Piombino Dese, a drab industrial town between Venice and Verona, has many small glass companies, including Vetrerie New Glass, founded by Franco Pellizzon in 1991 and one of several Glo-Ball suppliers. Pellizzon trained as a glassblower but saw no future for himself in the craft; he wanted to industrialize the process.
When the blob has reached a diameter of about six inches, it has already been handled by two or three blowers, who multitask like chefs.
Vetrerie New Glass can make 18 Glo-Balls per hour—Pellizzon keeps the operation tight in order to guarantee exceptional quality. The balls sit in a slow-cooling kiln for two hours; otherwise, they crack. With a fine abrasive cutting wheel, a young man slices off the parts that cling to the pole during the blowing process. A series of sanders and buffers make the aperture perfectly round and smooth: A flattener removes coarseness outside the cut, and a pointed sander that resembles a witch’s hat rubs out the circular opening.
Quality control is overseen by several women—the only female employees in the factory. They place the globes over a fluorescent bulb mounted on a rotating plywood sheet and check for nicks and discolorations. Vetrerie New Glass then transfers the globes to a local etcher, who dunks them into a corrosive hydrofluoric-acid solution that removes the shine and makes the outer surface matte—crucial for diffusion and durability.
West of Piombino Dese, in Bovezzo, the well-tended Glo-Balls meet the other parts of the lamp: laminated tubular steel stands, bases, and electronic components sourced in Milan.
At first glance the base seems unremarkable. Its intention—to disappear below the globe—is well met. And yet, its seemingly simple character owes its existence to modern technology.
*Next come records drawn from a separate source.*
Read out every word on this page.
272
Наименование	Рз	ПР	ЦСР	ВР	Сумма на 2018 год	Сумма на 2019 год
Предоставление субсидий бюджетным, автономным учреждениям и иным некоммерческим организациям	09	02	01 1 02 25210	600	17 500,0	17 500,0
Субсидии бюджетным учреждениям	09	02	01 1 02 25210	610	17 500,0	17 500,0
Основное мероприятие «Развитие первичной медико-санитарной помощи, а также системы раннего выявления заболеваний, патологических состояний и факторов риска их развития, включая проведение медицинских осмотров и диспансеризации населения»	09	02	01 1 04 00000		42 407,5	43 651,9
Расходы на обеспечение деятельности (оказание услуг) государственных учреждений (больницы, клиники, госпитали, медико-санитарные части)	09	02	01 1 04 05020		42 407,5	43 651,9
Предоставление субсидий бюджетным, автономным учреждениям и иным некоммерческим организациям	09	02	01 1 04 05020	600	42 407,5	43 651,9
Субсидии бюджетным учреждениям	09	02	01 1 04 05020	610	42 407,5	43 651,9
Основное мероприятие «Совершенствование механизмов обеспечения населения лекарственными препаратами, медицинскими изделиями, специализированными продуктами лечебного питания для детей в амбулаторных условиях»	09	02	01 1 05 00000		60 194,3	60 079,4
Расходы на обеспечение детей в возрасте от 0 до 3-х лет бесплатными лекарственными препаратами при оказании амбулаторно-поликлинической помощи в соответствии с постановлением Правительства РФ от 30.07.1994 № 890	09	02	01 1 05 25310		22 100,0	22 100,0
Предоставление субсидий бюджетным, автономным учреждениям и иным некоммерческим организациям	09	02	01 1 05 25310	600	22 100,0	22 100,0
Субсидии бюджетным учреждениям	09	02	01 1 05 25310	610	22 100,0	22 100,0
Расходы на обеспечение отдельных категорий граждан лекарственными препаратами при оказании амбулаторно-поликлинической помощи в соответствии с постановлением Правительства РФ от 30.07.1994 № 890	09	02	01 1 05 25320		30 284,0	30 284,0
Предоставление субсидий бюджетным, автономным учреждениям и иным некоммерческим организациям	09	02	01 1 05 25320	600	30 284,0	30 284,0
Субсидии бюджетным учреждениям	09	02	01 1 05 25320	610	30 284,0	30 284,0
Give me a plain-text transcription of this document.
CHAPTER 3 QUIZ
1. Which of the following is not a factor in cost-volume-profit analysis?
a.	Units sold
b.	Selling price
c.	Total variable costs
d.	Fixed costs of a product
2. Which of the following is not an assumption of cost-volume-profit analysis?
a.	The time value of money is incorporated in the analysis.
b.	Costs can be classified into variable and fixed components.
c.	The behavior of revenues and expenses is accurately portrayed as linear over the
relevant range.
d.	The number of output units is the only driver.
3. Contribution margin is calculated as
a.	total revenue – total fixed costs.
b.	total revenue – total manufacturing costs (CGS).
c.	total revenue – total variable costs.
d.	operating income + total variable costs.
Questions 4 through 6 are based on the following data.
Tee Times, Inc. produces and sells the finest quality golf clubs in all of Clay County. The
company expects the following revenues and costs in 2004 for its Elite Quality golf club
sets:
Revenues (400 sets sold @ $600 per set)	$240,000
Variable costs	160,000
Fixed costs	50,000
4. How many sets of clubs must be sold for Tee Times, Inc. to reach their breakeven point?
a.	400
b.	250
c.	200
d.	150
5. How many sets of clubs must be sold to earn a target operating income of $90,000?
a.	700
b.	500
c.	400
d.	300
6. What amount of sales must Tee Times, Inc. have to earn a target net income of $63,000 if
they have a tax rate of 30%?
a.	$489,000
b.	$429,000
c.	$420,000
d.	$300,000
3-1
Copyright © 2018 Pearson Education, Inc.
“A cylinder gets run through a computer-numerically-controlled cutting machine to become a truncated cone,” says Giambattista Scalfi, Flos’s director of research and development. The result is a subtly proportioned piece that connects the flat circular base to a narrow tubular pole so the lamp can stand. A coat of gray paint makes it all look a bit like aluminum: a material illusion of weightlessness beneath the globe, which is in fact quite heavy. Unlike the staff decked out in T-shirts and shorts in Piombino Dese, here the factory workers wear matching orange shirts perhaps more suited to the mechanical and tidy processes they execute.